Herkent u zich in het geschetste beeld dat het vaderschapsverlof in Nederland op basis van de internationale vergelijking te beperkt in omvang is? Kunt u aangeven waarom in veel andere Europese landen gekozen is voor een uitgebreider vaderschapsverlof?
Onder «vaderschapsverlof» worden begrepen 2 dagen betaald kraamverlof en 3 dagen onbetaald ouderschapsverlof waarop de partner van de moeder een onvoorwaardelijk recht heeft. Het internationale beeld van het verlof voor de partner is gevarieerd. Met een verlofperiode van 5 dagen (waarvan 2 betaald) bevindt Nederland zich onder het gemiddelde.
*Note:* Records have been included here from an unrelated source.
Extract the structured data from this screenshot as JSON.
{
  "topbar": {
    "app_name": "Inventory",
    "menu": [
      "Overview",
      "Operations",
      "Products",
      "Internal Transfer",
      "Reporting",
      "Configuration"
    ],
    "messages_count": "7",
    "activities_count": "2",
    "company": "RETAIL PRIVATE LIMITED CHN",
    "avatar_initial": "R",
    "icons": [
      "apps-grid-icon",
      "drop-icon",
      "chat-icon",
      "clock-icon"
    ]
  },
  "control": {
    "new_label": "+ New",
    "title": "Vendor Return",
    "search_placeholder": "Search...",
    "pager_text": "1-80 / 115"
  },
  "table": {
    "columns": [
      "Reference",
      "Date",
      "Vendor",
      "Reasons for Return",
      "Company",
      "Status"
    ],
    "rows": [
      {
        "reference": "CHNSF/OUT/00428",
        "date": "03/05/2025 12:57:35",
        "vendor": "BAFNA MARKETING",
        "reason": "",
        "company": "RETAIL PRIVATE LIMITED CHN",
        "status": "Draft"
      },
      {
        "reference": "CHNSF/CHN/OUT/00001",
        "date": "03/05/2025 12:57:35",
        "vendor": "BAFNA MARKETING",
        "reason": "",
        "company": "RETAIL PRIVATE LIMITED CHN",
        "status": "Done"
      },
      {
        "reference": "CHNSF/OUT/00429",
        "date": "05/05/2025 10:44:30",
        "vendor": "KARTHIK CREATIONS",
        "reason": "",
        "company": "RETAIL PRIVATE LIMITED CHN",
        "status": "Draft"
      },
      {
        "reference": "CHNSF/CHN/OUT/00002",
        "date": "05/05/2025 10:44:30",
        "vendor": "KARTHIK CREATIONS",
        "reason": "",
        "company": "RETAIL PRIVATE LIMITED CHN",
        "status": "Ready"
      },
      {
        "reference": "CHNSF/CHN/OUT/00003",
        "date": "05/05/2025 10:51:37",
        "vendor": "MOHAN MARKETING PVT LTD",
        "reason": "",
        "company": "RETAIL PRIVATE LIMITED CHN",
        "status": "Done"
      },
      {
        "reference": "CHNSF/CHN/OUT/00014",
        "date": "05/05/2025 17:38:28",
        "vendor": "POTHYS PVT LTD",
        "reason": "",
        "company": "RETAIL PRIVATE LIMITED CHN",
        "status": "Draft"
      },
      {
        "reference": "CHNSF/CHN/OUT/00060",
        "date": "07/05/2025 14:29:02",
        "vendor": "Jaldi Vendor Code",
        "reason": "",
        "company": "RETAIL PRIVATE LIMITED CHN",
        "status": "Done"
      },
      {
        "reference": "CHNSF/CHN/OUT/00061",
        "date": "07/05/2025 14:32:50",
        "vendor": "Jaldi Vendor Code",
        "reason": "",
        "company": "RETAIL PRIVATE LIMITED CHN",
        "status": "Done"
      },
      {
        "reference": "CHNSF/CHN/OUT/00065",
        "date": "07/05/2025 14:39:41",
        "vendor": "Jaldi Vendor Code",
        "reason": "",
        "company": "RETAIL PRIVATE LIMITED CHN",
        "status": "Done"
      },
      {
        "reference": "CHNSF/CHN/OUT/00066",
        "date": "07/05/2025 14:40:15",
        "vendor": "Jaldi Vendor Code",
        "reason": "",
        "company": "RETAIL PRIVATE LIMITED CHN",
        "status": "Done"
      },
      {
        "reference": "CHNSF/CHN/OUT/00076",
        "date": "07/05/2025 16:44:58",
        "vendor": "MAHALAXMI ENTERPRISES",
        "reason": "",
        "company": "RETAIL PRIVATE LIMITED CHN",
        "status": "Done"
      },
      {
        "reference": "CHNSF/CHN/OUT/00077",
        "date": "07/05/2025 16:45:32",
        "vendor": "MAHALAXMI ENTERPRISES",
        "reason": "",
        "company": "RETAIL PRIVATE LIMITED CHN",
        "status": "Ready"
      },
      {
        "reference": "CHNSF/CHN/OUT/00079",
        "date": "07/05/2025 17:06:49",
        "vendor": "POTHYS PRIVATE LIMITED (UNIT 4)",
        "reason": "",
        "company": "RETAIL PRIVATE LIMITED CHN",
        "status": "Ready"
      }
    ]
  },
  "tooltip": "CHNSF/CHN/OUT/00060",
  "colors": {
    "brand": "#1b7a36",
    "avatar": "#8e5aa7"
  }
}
Er zijn echter ook landen zonder vaderschapsverlof (bijvoorbeeld Duitsland, Oostenrijk en Tsjechië)2. Of het vaderschapsverlof «te» beperkt is, hangt ook samen met andere verlofmogelijkheden die er zijn, het tijdelijk of permanent in deeltijd kunnen werken, de mogelijkheid van flexibiliteit in het werkrooster en de arbeidsplaats, etc. Al deze faciliteiten kunnen worden benut om tot een werkbare combinatie van arbeid en zorg te komen. De situatie in andere landen zal geënt zijn op de omstandigheden, praktijken en financieringsmogelijkheden zoals die in die landen aanwezig zijn.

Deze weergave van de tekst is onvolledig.